Publicado em: 30/04/2021 |

Mauri Paroni
Chá e Cadernos, 100.40

Nobreza e Liberdade

Um dos netos do Conde Von Mittel, espectroscopista do Brownart General Medical Center de Fort Lauderdale, Flórida, entrou no elevador. Acabava de apaixonar-se à primeira vista por uma moribunda desertora cubana a quem havia escaneado o cérebro. Exausto, sentou-se no banco vacante da ascensorista. Fechou os olhos. Devaneou com seu novo amor. Morto, violou-lhe a tumba. Apoiou o corpo da jovem militar num velocípede. Madrugada adentro, expôs a estranha composição, num interminável passeio sob o luar na Baia dos Porcos.
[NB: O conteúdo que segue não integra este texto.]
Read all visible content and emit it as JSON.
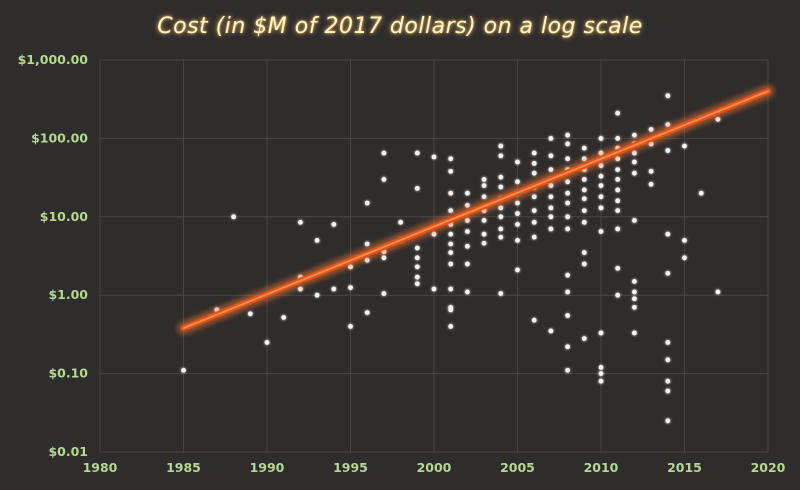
{
  "chart_data": {
    "type": "scatter",
    "title": "Cost (in $M of 2017 dollars) on a log scale",
    "xlabel": "",
    "ylabel": "",
    "xlim": [
      1980,
      2020
    ],
    "ylim": [
      0.01,
      1000
    ],
    "y_scale": "log",
    "grid": true,
    "x_ticks": [
      "1980",
      "1985",
      "1990",
      "1995",
      "2000",
      "2005",
      "2010",
      "2015",
      "2020"
    ],
    "y_ticks": [
      "$0.01",
      "$0.10",
      "$1.00",
      "$10.00",
      "$100.00",
      "$1,000.00"
    ],
    "points": [
      [
        1985,
        0.11
      ],
      [
        1987,
        0.65
      ],
      [
        1988,
        10
      ],
      [
        1989,
        0.58
      ],
      [
        1990,
        0.25
      ],
      [
        1991,
        0.52
      ],
      [
        1992,
        1.7
      ],
      [
        1992,
        1.2
      ],
      [
        1992,
        8.5
      ],
      [
        1993,
        1.0
      ],
      [
        1993,
        5.0
      ],
      [
        1994,
        1.2
      ],
      [
        1994,
        8.0
      ],
      [
        1995,
        2.3
      ],
      [
        1995,
        1.25
      ],
      [
        1995,
        0.4
      ],
      [
        1996,
        15
      ],
      [
        1996,
        4.5
      ],
      [
        1996,
        2.8
      ],
      [
        1996,
        0.6
      ],
      [
        1997,
        65
      ],
      [
        1997,
        30
      ],
      [
        1997,
        3.6
      ],
      [
        1997,
        3.0
      ],
      [
        1997,
        1.05
      ],
      [
        1998,
        8.5
      ],
      [
        1998,
        5.0
      ],
      [
        1999,
        65
      ],
      [
        1999,
        23
      ],
      [
        1999,
        4.0
      ],
      [
        1999,
        3.0
      ],
      [
        1999,
        2.3
      ],
      [
        1999,
        1.7
      ],
      [
        1999,
        1.4
      ],
      [
        2000,
        58
      ],
      [
        2000,
        6.0
      ],
      [
        2000,
        1.2
      ],
      [
        2001,
        55
      ],
      [
        2001,
        38
      ],
      [
        2001,
        20
      ],
      [
        2001,
        12
      ],
      [
        2001,
        8
      ],
      [
        2001,
        6
      ],
      [
        2001,
        4.5
      ],
      [
        2001,
        3.5
      ],
      [
        2001,
        2.5
      ],
      [
        2001,
        1.2
      ],
      [
        2001,
        0.7
      ],
      [
        2001,
        0.65
      ],
      [
        2001,
        0.4
      ],
      [
        2002,
        20
      ],
      [
        2002,
        14
      ],
      [
        2002,
        9
      ],
      [
        2002,
        6.5
      ],
      [
        2002,
        4.2
      ],
      [
        2002,
        2.5
      ],
      [
        2002,
        1.1
      ],
      [
        2003,
        30
      ],
      [
        2003,
        25
      ],
      [
        2003,
        18
      ],
      [
        2003,
        12
      ],
      [
        2003,
        9
      ],
      [
        2003,
        6
      ],
      [
        2003,
        4.6
      ],
      [
        2004,
        80
      ],
      [
        2004,
        60
      ],
      [
        2004,
        32
      ],
      [
        2004,
        24
      ],
      [
        2004,
        17
      ],
      [
        2004,
        13
      ],
      [
        2004,
        10
      ],
      [
        2004,
        7
      ],
      [
        2004,
        5.5
      ],
      [
        2004,
        1.05
      ],
      [
        2005,
        50
      ],
      [
        2005,
        28
      ],
      [
        2005,
        20
      ],
      [
        2005,
        15
      ],
      [
        2005,
        11
      ],
      [
        2005,
        8
      ],
      [
        2005,
        5.0
      ],
      [
        2005,
        2.1
      ],
      [
        2006,
        65
      ],
      [
        2006,
        48
      ],
      [
        2006,
        36
      ],
      [
        2006,
        24
      ],
      [
        2006,
        18
      ],
      [
        2006,
        12
      ],
      [
        2006,
        8.5
      ],
      [
        2006,
        5.5
      ],
      [
        2006,
        0.48
      ],
      [
        2007,
        100
      ],
      [
        2007,
        60
      ],
      [
        2007,
        40
      ],
      [
        2007,
        30
      ],
      [
        2007,
        25
      ],
      [
        2007,
        18
      ],
      [
        2007,
        13
      ],
      [
        2007,
        10
      ],
      [
        2007,
        7
      ],
      [
        2007,
        0.35
      ],
      [
        2008,
        110
      ],
      [
        2008,
        85
      ],
      [
        2008,
        55
      ],
      [
        2008,
        40
      ],
      [
        2008,
        28
      ],
      [
        2008,
        20
      ],
      [
        2008,
        15
      ],
      [
        2008,
        10
      ],
      [
        2008,
        7
      ],
      [
        2008,
        1.8
      ],
      [
        2008,
        1.1
      ],
      [
        2008,
        0.55
      ],
      [
        2008,
        0.22
      ],
      [
        2008,
        0.11
      ],
      [
        2009,
        75
      ],
      [
        2009,
        55
      ],
      [
        2009,
        40
      ],
      [
        2009,
        30
      ],
      [
        2009,
        22
      ],
      [
        2009,
        17
      ],
      [
        2009,
        12
      ],
      [
        2009,
        8.5
      ],
      [
        2009,
        3.5
      ],
      [
        2009,
        2.5
      ],
      [
        2009,
        0.28
      ],
      [
        2010,
        100
      ],
      [
        2010,
        65
      ],
      [
        2010,
        45
      ],
      [
        2010,
        33
      ],
      [
        2010,
        25
      ],
      [
        2010,
        18
      ],
      [
        2010,
        13
      ],
      [
        2010,
        6.5
      ],
      [
        2010,
        0.33
      ],
      [
        2010,
        0.12
      ],
      [
        2010,
        0.1
      ],
      [
        2010,
        0.08
      ],
      [
        2011,
        210
      ],
      [
        2011,
        100
      ],
      [
        2011,
        75
      ],
      [
        2011,
        55
      ],
      [
        2011,
        40
      ],
      [
        2011,
        30
      ],
      [
        2011,
        22
      ],
      [
        2011,
        16
      ],
      [
        2011,
        12
      ],
      [
        2011,
        7
      ],
      [
        2011,
        2.2
      ],
      [
        2011,
        1.0
      ],
      [
        2012,
        110
      ],
      [
        2012,
        85
      ],
      [
        2012,
        65
      ],
      [
        2012,
        50
      ],
      [
        2012,
        36
      ],
      [
        2012,
        9
      ],
      [
        2012,
        1.5
      ],
      [
        2012,
        1.1
      ],
      [
        2012,
        0.9
      ],
      [
        2012,
        0.7
      ],
      [
        2012,
        0.33
      ],
      [
        2013,
        130
      ],
      [
        2013,
        85
      ],
      [
        2013,
        38
      ],
      [
        2013,
        26
      ],
      [
        2014,
        350
      ],
      [
        2014,
        150
      ],
      [
        2014,
        120
      ],
      [
        2014,
        70
      ],
      [
        2014,
        6
      ],
      [
        2014,
        1.9
      ],
      [
        2014,
        0.25
      ],
      [
        2014,
        0.15
      ],
      [
        2014,
        0.08
      ],
      [
        2014,
        0.06
      ],
      [
        2014,
        0.025
      ],
      [
        2015,
        80
      ],
      [
        2015,
        5.0
      ],
      [
        2015,
        3.0
      ],
      [
        2016,
        20
      ],
      [
        2017,
        175
      ],
      [
        2017,
        1.1
      ]
    ],
    "trendline": {
      "x": [
        1985,
        2020
      ],
      "y": [
        0.38,
        400
      ],
      "color": "#e0521a"
    },
    "colors": {
      "point": "#f4f4f4",
      "tick_text": "#b4d890",
      "title": "#fff6c8",
      "background": "#2f2c2c",
      "grid": "#484444"
    }
  }
}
De retorno a seu quarto, moldou-lhe a pele com seda e gesso. Transformou os seus olhos em cintilantes bolinhas de gude azuis. Manteve os seus cabelos. Encheu o restante com panos e formol. Perfumava o cadáver amorosamente quando o silencio gélido da ação foi quebrado pela abertura repentina da porta do elevador. O coração disparou pelo flagrante. Candidamente, desmaiou.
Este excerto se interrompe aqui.